The Government is not considering and will not consider the policy outlined in that article today.

And if that wasn’t enough, Ken Henry, the Secretary of the Treasury, this morning (before Question Time) in a speech to the Australian Industry Group said:

"There's a reference there to us possibly considering applying capital gains tax to the owner occupied house, well, I don't think there was anybody in the country was more shocked to learn about that on Saturday morning than me. It was pure fiction."

So the story had been denied completely by all involved, and yet Turnbull asks a question on it. All it did was allow Rudd to note that Turnbull has been known to have some “historic connections” with people in Treasury, and then repeat the denials. It was the ultimate free kick for Rudd, who doesn’t need any help at the moment.

Later, Turnbull obviously thought the ALP wasn’t in front by enough, and decided to ask Rudd a virtual Dorothy Dixer on prices and interest rates. Now given that since the 07 election, interest rates have gone through the floor, and inflation has gone down due to the global financial crisis, it was an amazingly asinine question, that pretty much let Rudd talk about everything and anything he wanted to on the economy – cue “10 interest rate rises under Howard” etc etc etc (you know the script). In footy terms it was like Turnbull had kicked across his own goal and found the opposition full forward 10 metres out, straight in front.

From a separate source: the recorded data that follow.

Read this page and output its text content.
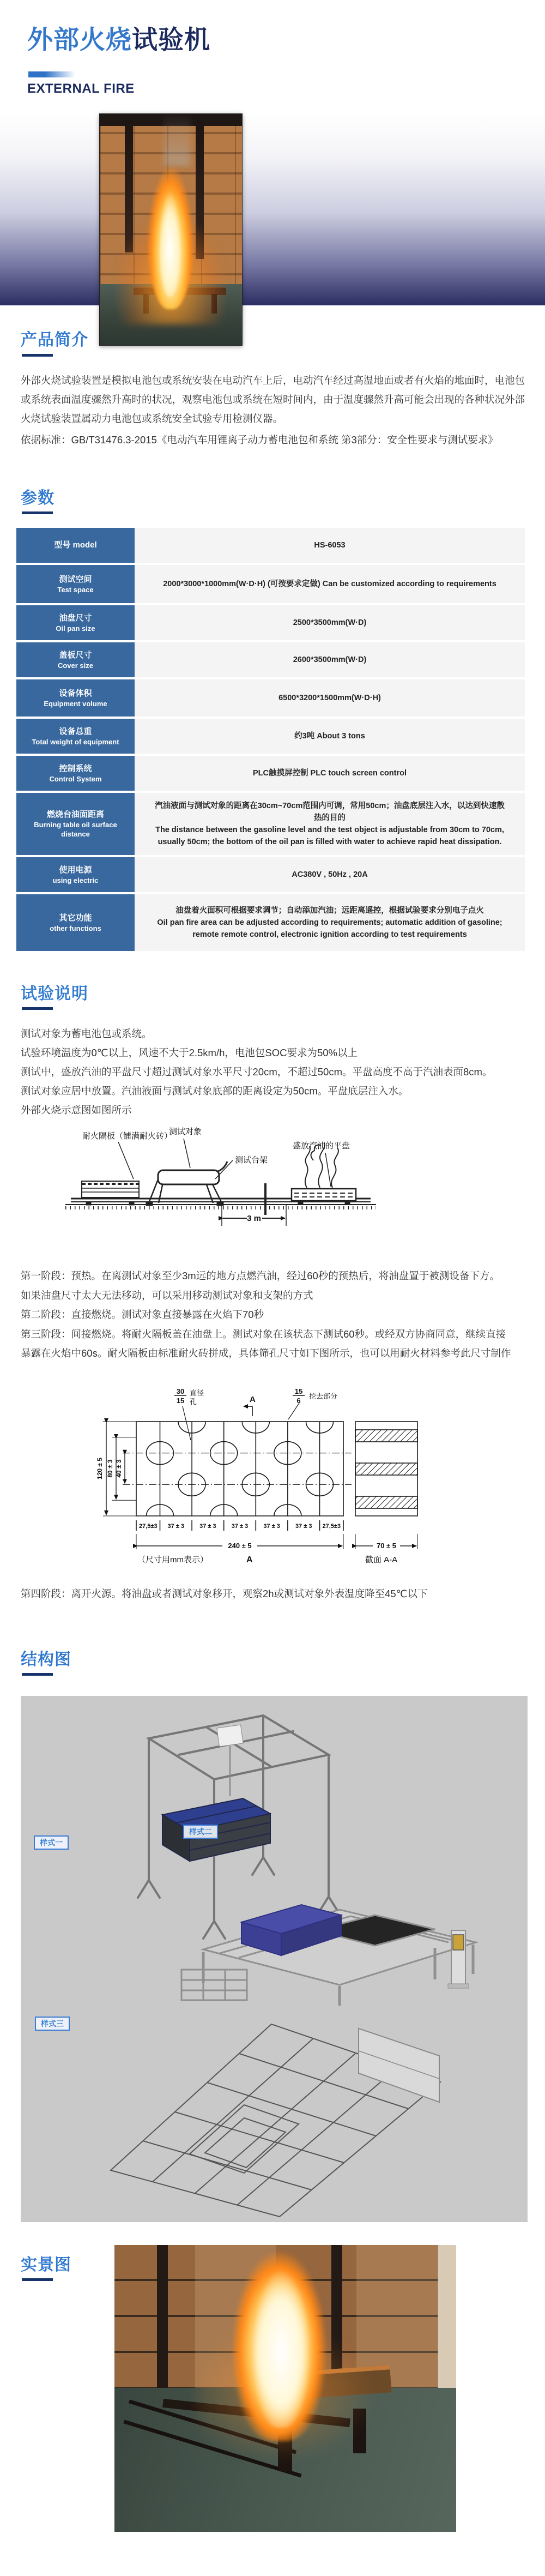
外部火烧试验机
EXTERNAL FIRE
产品简介
外部火烧试验装置是模拟电池包或系统安装在电动汽车上后，电动汽车经过高温地面或者有火焰的地面时，电池包或系统表面温度骤然升高时的状况，观察电池包或系统在短时间内，由于温度骤然升高可能会出现的各种状况外部火烧试验装置属动力电池包或系统安全试验专用检测仪器。
依据标准：GB/T31476.3-2015《电动汽车用锂离子动力蓄电池包和系统 第3部分：安全性要求与测试要求》
参数
型号 model	HS-6053

测试空间
Test space	2000*3000*1000mm(W·D·H) (可按要求定做) Can be customized according to requirements

油盘尺寸
Oil pan size	2500*3500mm(W·D)

盖板尺寸
Cover size	2600*3500mm(W·D)

设备体积
Equipment volume	6500*3200*1500mm(W·D·H)

设备总重
Total weight of equipment	约3吨 About 3 tons

控制系统
Control System	PLC触摸屏控制 PLC touch screen control

燃烧台油面距离
Burning table oil surface distance

汽油液面与测试对象的距离在30cm~70cm范围内可调，常用50cm；油盘底层注入水，以达到快速散热的目的
The distance between the gasoline level and the test object is adjustable from 30cm to 70cm, usually 50cm; the bottom of the oil pan is filled with water to achieve rapid heat dissipation.

使用电源
using electric	AC380V , 50Hz , 20A

其它功能
other functions

油盘着火面积可根据要求调节；自动添加汽油；远距离遥控，根据试验要求分别电子点火
Oil pan fire area can be adjusted according to requirements; automatic addition of gasoline; remote remote control, electronic ignition according to test requirements
试验说明

测试对象为蓄电池包或系统。

试验环境温度为0℃以上，风速不大于2.5km/h，电池包SOC要求为50%以上

测试中，盛放汽油的平盘尺寸超过测试对象水平尺寸20cm，不超过50cm。平盘高度不高于汽油表面8cm。

测试对象应居中放置。汽油液面与测试对象底部的距离设定为50cm。平盘底层注入水。

外部火烧示意图如图所示

耐火隔板（铺满耐火砖）
测试对象
测试台架
盛放汽油的平盘
3 m

第一阶段：预热。在离测试对象至少3m远的地方点燃汽油，经过60秒的预热后，将油盘置于被测设备下方。

如果油盘尺寸太大无法移动，可以采用移动测试对象和支架的方式

第二阶段：直接燃烧。测试对象直接暴露在火焰下70秒

第三阶段：间接燃烧。将耐火隔板盖在油盘上。测试对象在该状态下测试60秒。或经双方协商同意，继续直接暴露在火焰中60s。耐火隔板由标准耐火砖拼成，具体筛孔尺寸如下图所示，也可以用耐火材料参考此尺寸制作

30
15
直径
孔
15
6
挖去部分
A
120 ± 5 80 ± 3 40 ± 3
27,5±3 37 ± 3	37 ± 3	37 ± 3	37 ± 3	37 ± 3 27,5±3
240 ± 5	70 ± 5
（尺寸用mm表示）	A	截面 A-A
第四阶段：离开火源。将油盘或者测试对象移开，观察2h或测试对象外表温度降至45℃以下
结构图
样式一
样式二
样式三
实景图
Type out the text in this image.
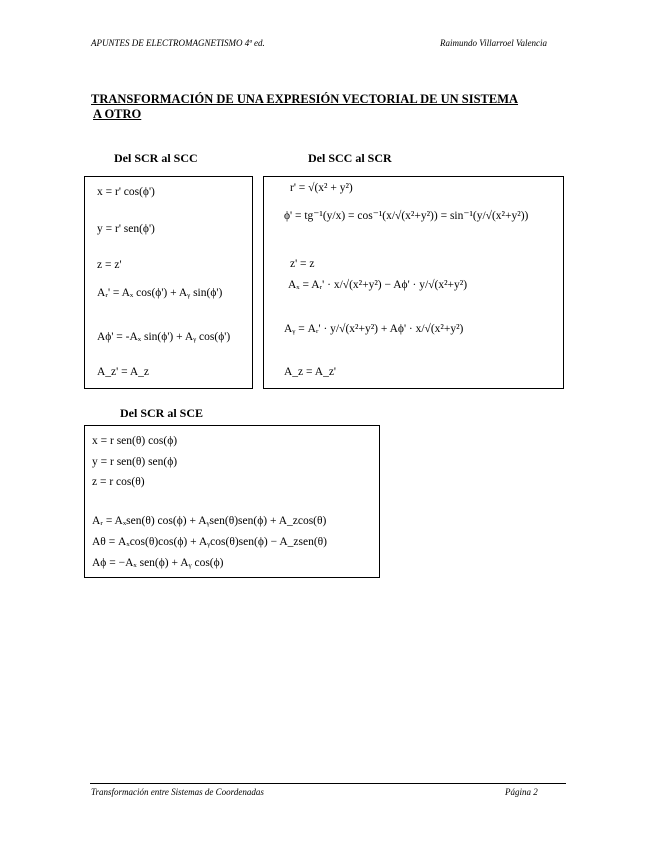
APUNTES DE ELECTROMAGNETISMO 4ª ed.	Raimundo Villarroel Valencia
TRANSFORMACIÓN DE UNA EXPRESIÓN VECTORIAL DE UN SISTEMA
A OTRO
Del SCR al SCC	Del SCC al SCR
Del SCR al SCE
x = r' cos(ϕ')
y = r' sen(ϕ')
z = z'
Aᵣ' = Aₓ cos(ϕ') + Aᵧ sin(ϕ')
Aϕ' = -Aₓ sin(ϕ') + Aᵧ cos(ϕ')
A_z' = A_z
r' = √(x² + y²)
ϕ' = tg⁻¹(y/x) = cos⁻¹(x/√(x²+y²)) = sin⁻¹(y/√(x²+y²))
z' = z
Aₓ = Aᵣ' · x/√(x²+y²) − Aϕ' · y/√(x²+y²)
Aᵧ = Aᵣ' · y/√(x²+y²) + Aϕ' · x/√(x²+y²)
A_z = A_z'
x = r sen(θ) cos(ϕ)
y = r sen(θ) sen(ϕ)
z = r cos(θ)
Aᵣ = Aₓsen(θ) cos(ϕ) + Aᵧsen(θ)sen(ϕ) + A_zcos(θ)
Aθ = Aₓcos(θ)cos(ϕ) + Aᵧcos(θ)sen(ϕ) − A_zsen(θ)
Aϕ = −Aₓ sen(ϕ) + Aᵧ cos(ϕ)
Transformación entre Sistemas de Coordenadas	Página 2
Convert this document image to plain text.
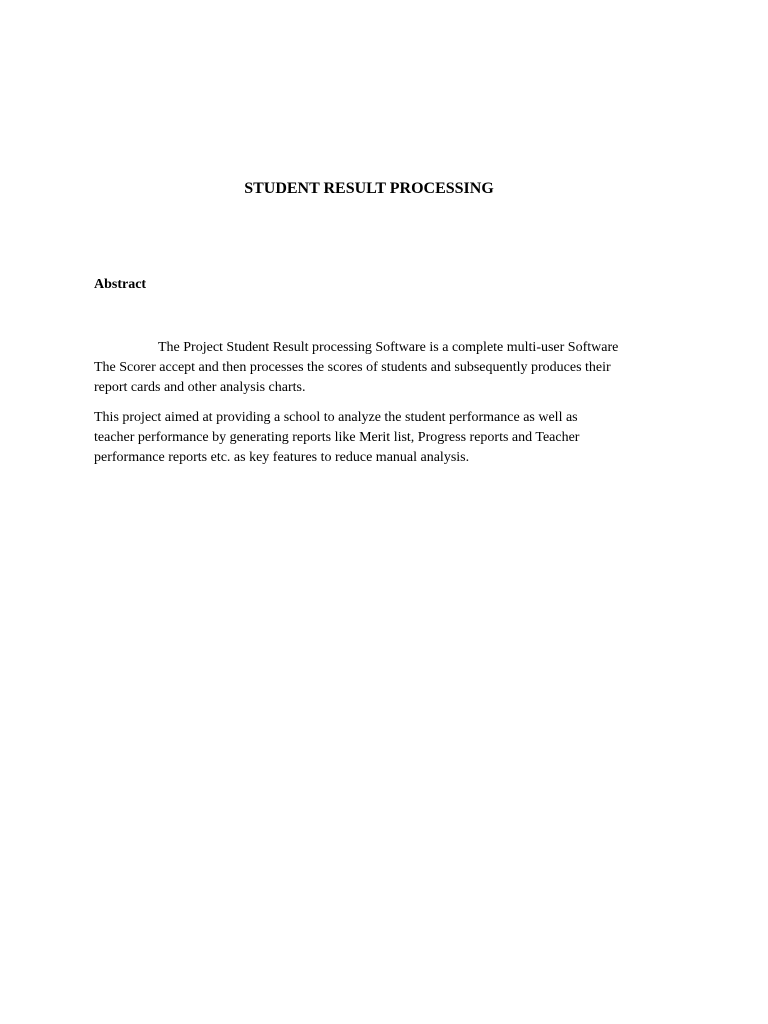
STUDENT RESULT PROCESSING
Abstract

The Project Student Result processing Software is a complete multi-user Software
The Scorer accept and then processes the scores of students and subsequently produces their
report cards and other analysis charts.

This project aimed at providing a school to analyze the student performance as well as
teacher performance by generating reports like Merit list, Progress reports and Teacher
performance reports etc. as key features to reduce manual analysis.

The Government had a pretty fun day – Garrett was looking pretty loose and came up with a nice line about the current Liberal Party going so far to the right on environmental issues that they were making John Howard look like Al Gore; Kate Ellis, in one of her few non-Dorothy Dix moments at the dispatch box, slapped down Sophie Mirabella so nicely that Bronwyn Bishop felt the need to make a pointless point of order just to give some relief.

Lindsay Tanner had the most fun (as he often does) when Joe Hockey asked him a question based on something he had previously said about negative gearing. Tanner pointed out what Hockey had failed to mention, namely that he was quoting something Tanner had said 15 years ago. Tanner had no problems in saying he no longer stood by those statements, and added for good measure that if that was the best the Liberal Party had, then he would be sleeping very well tonight. He also decided that it was as good a time as any to put the knife into Hockey’s future leadership ambitions by referring to him as the Billy Brownless of the Liberal Party – a jovial type, but not one who you would trust with the leadership.

At this point I’m not sure who comes off worst by the comparison – Billy or Joe – Brownless played some good games for Geelong and certainly was no mug as a player, much as is the case with Hockey. But there is one fact that as a mad AFL fan Tanner would be aware – Brownless played in four grand finals with Geelong and never won any of them. At the rate this Liberal Party is going, losing four elections is not out of the question – and you can bet Rudd, Tanner, Gillard and co are already thinking in such terms – after all Rudd is a Brisbane Lions supporter so he knows about stringing a few Premierships in a row.